ではなぜ、保証人になったことを家族に話さないのでしょうか?
理由としては、
債務者本人から「自分でちゃんと払うからとりあえず名前だけ書いてくれ」と言われたので、自分のところに請求が来ることはないだろうと高を括っていた。
「保証人になる」と家族に話すと反対されると思った。
大体このようなところのようです。
会社を経営されていた方などの場合、商売上の付き合いから取引先の保証人になっていることもあります。

相続人が複数いる場合に、遺産分割協議で誰が保証債務を引き継ぐか決めておいても、債権者に対しては無効

金銭債務は相続開始時に法定相続分に従い当然に分割されてしまいます。
保証債務についても、法定相続分で分割されます。
そのため債権者は、法定相続分に基づいて債務の負担を各相続人に求めてきます。
遺産分割協議で相続人の誰か一人に保証債務を引き継がせることはできるのですが、この合意内容を債権者に主張することはできません。
そのため遺産分割協議で保証債務を引き継がない、とした他の相続人も債権者から請求を受けたら支払いを免れることができません。

保証債務は原則として相続税の税額控除の対象にならない

遺産から税務上控除できるマイナスの財産は、相続時に確定している、つまり相続時に存在している財産です。

保証債務は、本来の債務者(もともとお金を借りた人)が払えない状態になって、初めて肩代わりするものです。
つまり、相続開始の段階で肩代わりする状態になっていなければ、そもそも確定していない(存在しない)マイナスの財産です。

また、保証人が借金を肩代わりした場合には、債務者に対して、代わりに払った借金を返してもらえる権利(求償権)が発生しますよね。
のちのち債務者から払ったものを取り返せる、という前提もあるために保証債務は確実なマイナスの財産ともいえないのです。

つまり、保証債務は存在していても実際に払うかどうかわからないものであるため、マイナスの財産として控除できないのです。
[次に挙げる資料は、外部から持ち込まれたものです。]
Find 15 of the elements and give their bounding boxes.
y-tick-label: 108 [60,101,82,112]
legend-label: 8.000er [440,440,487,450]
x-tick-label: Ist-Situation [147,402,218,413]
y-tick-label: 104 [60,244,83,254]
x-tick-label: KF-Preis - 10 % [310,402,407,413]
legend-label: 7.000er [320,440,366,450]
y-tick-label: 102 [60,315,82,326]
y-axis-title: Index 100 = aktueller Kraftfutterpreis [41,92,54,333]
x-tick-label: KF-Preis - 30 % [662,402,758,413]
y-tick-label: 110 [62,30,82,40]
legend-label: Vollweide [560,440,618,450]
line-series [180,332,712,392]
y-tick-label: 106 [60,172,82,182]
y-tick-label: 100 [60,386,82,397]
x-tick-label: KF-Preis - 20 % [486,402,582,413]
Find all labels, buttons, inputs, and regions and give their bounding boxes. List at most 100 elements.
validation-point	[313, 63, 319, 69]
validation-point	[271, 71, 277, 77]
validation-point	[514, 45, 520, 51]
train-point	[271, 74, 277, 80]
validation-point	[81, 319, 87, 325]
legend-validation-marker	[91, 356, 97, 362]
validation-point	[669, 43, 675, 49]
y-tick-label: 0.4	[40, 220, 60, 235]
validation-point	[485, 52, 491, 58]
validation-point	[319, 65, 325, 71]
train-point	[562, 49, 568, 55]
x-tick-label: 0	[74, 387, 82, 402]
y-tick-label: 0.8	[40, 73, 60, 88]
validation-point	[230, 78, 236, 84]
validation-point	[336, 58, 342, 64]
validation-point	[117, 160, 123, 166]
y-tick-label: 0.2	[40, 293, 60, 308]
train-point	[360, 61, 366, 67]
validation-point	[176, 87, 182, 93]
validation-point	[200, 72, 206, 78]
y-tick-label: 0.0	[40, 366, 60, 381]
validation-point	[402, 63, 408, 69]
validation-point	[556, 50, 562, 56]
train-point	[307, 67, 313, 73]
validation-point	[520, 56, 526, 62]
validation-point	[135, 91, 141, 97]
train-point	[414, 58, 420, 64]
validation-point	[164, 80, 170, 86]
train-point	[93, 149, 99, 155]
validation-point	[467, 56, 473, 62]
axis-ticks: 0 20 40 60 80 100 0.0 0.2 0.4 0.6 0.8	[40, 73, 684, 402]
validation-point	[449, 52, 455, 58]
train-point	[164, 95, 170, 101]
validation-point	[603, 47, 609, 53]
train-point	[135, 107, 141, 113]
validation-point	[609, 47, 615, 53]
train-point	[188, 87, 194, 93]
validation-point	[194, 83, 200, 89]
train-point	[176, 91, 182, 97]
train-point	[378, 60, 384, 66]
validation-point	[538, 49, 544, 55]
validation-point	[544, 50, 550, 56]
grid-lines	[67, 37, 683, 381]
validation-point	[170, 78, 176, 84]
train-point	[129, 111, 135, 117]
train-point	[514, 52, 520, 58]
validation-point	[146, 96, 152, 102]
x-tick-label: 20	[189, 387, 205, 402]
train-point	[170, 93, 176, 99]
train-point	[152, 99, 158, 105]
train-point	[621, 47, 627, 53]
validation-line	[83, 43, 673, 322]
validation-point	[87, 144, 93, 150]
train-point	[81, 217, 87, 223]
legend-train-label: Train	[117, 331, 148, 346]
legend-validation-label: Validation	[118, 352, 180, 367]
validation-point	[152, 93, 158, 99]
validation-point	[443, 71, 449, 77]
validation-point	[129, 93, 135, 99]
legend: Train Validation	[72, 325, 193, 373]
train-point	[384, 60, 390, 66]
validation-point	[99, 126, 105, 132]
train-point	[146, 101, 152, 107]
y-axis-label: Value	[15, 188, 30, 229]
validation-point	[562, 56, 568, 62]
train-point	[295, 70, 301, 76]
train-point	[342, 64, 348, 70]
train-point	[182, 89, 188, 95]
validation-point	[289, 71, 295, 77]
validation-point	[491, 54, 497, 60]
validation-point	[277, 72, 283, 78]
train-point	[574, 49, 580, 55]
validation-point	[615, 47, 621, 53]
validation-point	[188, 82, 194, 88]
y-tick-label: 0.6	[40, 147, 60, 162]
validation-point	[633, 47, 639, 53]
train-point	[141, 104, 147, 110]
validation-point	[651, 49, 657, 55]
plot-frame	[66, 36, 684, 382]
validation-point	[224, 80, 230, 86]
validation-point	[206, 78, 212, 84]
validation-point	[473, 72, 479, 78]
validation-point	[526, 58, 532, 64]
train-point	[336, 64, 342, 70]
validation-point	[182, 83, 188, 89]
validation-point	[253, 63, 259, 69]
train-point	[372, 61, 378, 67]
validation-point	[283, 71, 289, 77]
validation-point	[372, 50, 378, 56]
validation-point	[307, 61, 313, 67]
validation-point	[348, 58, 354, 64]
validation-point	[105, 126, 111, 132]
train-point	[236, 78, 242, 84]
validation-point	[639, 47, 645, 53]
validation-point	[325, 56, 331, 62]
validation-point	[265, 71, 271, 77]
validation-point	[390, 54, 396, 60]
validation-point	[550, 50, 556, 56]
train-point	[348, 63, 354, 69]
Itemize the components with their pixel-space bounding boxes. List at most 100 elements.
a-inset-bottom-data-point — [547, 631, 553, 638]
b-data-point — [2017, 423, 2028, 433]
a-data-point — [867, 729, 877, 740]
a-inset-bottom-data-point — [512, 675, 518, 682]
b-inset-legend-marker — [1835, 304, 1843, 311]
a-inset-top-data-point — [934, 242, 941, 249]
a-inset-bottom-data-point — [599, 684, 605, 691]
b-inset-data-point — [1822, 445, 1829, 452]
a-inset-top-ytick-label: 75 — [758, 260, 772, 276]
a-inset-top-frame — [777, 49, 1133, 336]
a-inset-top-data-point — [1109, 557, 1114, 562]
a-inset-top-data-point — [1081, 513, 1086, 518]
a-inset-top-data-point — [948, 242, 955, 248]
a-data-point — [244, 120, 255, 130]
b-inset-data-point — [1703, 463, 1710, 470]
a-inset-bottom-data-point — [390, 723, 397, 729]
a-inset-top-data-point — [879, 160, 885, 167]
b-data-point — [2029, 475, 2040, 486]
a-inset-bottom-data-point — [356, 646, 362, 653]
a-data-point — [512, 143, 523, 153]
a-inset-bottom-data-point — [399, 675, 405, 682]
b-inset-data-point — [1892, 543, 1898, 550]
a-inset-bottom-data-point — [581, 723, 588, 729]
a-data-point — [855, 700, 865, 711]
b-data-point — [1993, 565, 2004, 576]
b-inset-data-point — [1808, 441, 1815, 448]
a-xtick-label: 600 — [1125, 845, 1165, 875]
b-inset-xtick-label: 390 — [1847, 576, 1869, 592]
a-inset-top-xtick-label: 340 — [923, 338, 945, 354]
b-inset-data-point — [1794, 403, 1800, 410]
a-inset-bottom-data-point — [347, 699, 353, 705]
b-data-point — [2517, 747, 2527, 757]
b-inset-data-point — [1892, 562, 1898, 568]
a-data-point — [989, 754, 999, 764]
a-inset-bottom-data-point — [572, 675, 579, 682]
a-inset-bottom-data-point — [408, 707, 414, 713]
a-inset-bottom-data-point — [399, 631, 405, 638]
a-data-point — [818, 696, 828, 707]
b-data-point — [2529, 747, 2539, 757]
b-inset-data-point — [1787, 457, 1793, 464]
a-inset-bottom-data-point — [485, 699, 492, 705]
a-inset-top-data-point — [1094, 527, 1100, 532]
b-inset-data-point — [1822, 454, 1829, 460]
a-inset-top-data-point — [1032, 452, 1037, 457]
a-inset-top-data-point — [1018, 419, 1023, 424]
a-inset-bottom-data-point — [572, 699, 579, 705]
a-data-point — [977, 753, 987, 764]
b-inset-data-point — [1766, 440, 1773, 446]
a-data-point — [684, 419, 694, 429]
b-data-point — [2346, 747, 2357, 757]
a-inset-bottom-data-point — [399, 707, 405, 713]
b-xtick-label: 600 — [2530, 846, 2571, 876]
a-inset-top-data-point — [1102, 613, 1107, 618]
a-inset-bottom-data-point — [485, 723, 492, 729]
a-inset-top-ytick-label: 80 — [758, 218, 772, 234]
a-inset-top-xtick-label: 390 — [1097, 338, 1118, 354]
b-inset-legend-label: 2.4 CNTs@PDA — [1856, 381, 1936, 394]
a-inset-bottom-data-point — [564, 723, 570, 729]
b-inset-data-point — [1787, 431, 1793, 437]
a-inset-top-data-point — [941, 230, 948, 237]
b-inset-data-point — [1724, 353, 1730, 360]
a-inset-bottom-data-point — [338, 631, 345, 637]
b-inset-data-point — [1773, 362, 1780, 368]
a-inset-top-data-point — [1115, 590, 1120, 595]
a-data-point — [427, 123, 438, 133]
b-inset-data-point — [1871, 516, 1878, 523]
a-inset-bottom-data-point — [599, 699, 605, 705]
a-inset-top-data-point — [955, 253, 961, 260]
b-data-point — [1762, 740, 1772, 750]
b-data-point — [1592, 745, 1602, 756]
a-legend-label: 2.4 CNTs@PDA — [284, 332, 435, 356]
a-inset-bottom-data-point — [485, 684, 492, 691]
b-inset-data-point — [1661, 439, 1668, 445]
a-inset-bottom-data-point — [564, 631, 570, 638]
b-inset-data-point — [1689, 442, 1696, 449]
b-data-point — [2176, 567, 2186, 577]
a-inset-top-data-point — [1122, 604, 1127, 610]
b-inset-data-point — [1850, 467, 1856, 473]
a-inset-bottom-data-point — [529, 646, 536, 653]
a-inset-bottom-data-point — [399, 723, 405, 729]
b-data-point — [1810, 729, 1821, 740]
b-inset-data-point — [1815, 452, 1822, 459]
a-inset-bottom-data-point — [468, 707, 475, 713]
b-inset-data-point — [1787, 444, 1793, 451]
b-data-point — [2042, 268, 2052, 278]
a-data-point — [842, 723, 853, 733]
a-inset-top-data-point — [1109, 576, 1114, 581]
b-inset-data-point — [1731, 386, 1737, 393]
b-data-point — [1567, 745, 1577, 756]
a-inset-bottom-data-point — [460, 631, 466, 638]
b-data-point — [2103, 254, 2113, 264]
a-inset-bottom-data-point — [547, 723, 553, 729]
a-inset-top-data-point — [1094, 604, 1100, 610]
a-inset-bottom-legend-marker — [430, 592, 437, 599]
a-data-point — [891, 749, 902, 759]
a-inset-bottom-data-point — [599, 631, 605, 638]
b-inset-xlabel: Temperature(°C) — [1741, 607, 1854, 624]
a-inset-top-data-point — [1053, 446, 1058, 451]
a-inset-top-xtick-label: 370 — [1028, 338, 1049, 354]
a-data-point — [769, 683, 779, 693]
ただし、本来の債務者が債権者に払えない状態のため保証人がその借金を肩代わりしなければならず、かつ求償権を行使しても肩代わりしたお金を全額取り返せる見込みがないことが相続のとき既に確定している場合には、取り返せない額について税金から控除されます。

保証債務の発覚は遅れがち

保証債務は、債権者から請求が来て初めて発覚することが多いものです。

請求額がプラスの財産より大幅に多い額だったときは大変です。
マイナスの方が多いのであれば、急いで相続放棄の手続をする必要が出てきます。
相続放棄は相続開始を知ったときから3か月以内にしなければならないのは、ご存知ですよね。

多額の保証債務があることがわかったのが相続開始から数年後、ということもよくあります。
相続開始から3か月以内にわかったとしても、その前に遺産の一部を処分していたら単純承認したことになりますので、相続放棄できなくなってしまいます。

保証債務の請求の話が全くの寝耳に水で、一定のやむを得ない事情があれば、その負債の事実を知った時から3か月以内の相続放棄が認められることもあるようですが、最終的には裁判所の判断です。
自分たちの場合にも、知らなかったから相続放棄が認めてもらえるとは限りません。

では、どう対処するべきか?

もし既に相続が開始しているのなら、被相続人が誰かの保証人になっていないか、念のため調べるのが確実です。

債務者がお金を借りたのが正規の業者であれば、個人信用情報機関に加盟していますので、全国銀行個人情報請求センター、日本信用情報機構やシー・アイ・シーに保証人の情報があります。
これらのところに情報の開示請求をしましょう。
情報の開示請求手数料は、どこも1000円程度です。
必要書類として、亡くなった方の法定相続人であることを証明する書類などが要求されます。
ご参考までに下記にリンクを貼っておきますので、必要な方はご確認ください。

全国銀行個人情報請求センター
日本信用情報機構
シー・アイ・シー

ただし、借りた相手が闇金など正規の業者でなかった場合には開示請求してもわかりません。

一番良いのはやはり、生前に、というより常日頃、家族間で情報を共有しておくことです。
保証人になったら、きちんと家族に話しましょう。
もしくは家族が誰かの保証人になっていないか聞いておきましょう。
逆に、聞かれたら正直に伝えてくださいね。